In case we should doubt this optimism in the face of the National Audit Office’s excoriation of what it described as “weak management, poor governance”, he told MPs that he was not being “over-bullish”. Certainly no-one could accuse him of being under-bullish.

Forget about the “historic” problems highlighted in the report. Jobseekers’ allowance and tax credit, which the new system will replace, would be closed down “well before the election”.

About a dozen times, at a rough count, Duncan Smith promised to deliver the programme “on time and on budget” – or occasionally, for the sake of variation, “on budget and on time”.

This gelled with the defence against his shadow Liam Byrne’s charge that having said in  March that the programme was “proceeding exactly in accordance with plans” he had “let this House form a picture of universal credit  which the nation’s auditors say is wrong”.

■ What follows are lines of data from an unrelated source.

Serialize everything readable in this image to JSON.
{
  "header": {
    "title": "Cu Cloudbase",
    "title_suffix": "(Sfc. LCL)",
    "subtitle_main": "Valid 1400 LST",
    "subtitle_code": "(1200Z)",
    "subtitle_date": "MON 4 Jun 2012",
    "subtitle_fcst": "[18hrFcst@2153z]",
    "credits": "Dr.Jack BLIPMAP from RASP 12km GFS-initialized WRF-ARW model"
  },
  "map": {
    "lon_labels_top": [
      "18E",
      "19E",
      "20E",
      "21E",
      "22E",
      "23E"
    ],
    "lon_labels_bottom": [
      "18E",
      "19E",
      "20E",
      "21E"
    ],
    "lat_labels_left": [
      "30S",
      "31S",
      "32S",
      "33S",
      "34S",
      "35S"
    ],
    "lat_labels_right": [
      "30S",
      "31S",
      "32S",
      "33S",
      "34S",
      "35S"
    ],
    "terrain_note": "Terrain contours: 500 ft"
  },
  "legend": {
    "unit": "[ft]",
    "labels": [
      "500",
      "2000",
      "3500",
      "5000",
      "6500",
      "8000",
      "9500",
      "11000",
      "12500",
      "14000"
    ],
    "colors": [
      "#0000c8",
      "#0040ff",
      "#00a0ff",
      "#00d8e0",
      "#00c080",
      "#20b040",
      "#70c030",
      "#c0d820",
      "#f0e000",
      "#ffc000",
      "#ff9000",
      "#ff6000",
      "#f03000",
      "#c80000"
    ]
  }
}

The subtext of that defence seemed to be that yes, the IT  system was a total shambles  but because he had then “re-set”  it, there was no need to bother  MPs with the turbulent, but essentially irrelevant, backstage goings on.

Now that they were in the open, his explanations for who was to blame for those  goings-on were somewhat varied.

“I am not blaming civil servants,” he insisted, before adding in the same breath that he “made decisions that led to the removal  of some of those who were  charged with the responsibility of delivering this”.

So that was clear. He was not blaming those civil servants who he didn’t sack.

But none of this really mattered because it was all now on target. Quite a gamble.

Or put another way, the Duncan Smith career could now depend on a roll-out of the dice.